Ô généreuse dame !… — Depuis que j’ai reçu l’ordre de faire cette chose, — je n’ai pas pu dormir un moment.

IMOGÈNE.

Fais donc et va au lit !

PISANIO.

— Il faudra que d’abord je m’aveugle d’insomnie !

IMOGÈNE.

Pourquoi alors — t’en es-tu chargé ? Pourquoi m’as-tu égarée — si loin avec un faux prétexte ? À quoi bon notre présence ici ? — À quoi bon ma fatigue et la tienne ? et la peine de nos chevaux ? — et l’occasion qui t’invite ? et cette perturbation jetée à la cour — par mon absence, à la cour où je ne songe même plus — à revenir ? Pourquoi as-tu tant fait, — si c’est pour détendre l’arc quand tu es à l’affût, — et que la biche élue est devant toi ?

PISANIO.

Je voulais gagner du temps — afin de me délivrer d’un si affreux emploi : pour cela, — j’ai imaginé un expédient.
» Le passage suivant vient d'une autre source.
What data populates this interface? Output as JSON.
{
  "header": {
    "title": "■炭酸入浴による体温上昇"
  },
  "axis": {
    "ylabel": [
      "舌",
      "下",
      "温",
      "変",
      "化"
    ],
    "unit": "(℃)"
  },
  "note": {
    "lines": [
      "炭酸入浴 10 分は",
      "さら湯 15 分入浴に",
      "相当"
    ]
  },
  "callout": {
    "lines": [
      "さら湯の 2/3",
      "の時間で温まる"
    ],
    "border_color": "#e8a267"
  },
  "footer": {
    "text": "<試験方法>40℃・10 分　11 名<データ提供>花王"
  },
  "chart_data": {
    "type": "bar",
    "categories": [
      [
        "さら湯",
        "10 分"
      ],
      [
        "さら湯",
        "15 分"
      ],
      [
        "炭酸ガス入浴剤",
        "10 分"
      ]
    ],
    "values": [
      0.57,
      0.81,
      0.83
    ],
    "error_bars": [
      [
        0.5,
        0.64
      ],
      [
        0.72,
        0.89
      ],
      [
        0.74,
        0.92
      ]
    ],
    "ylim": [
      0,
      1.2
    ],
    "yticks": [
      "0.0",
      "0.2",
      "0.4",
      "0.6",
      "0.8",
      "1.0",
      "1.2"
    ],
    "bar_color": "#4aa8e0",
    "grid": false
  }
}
Chère dame, — écoutez-moi avec patience.

IMOGÈNE.

Parle à lasser ta langue, parle ; — je me suis entendu traiter de prostituée ; et mon oreille, — déchirée ainsi, ne peut pas avoir de blessure plus cruelle, — car il n’est pas de charpie pour panser celle-là ! — Parle donc.

PISANIO.

Eh bien, madame, — j’ai supposé que vous ne retourneriez plus à la cour.

IMOGÈNE.

Selon toute apparence, — puisque tu me menais ici pour me tuer.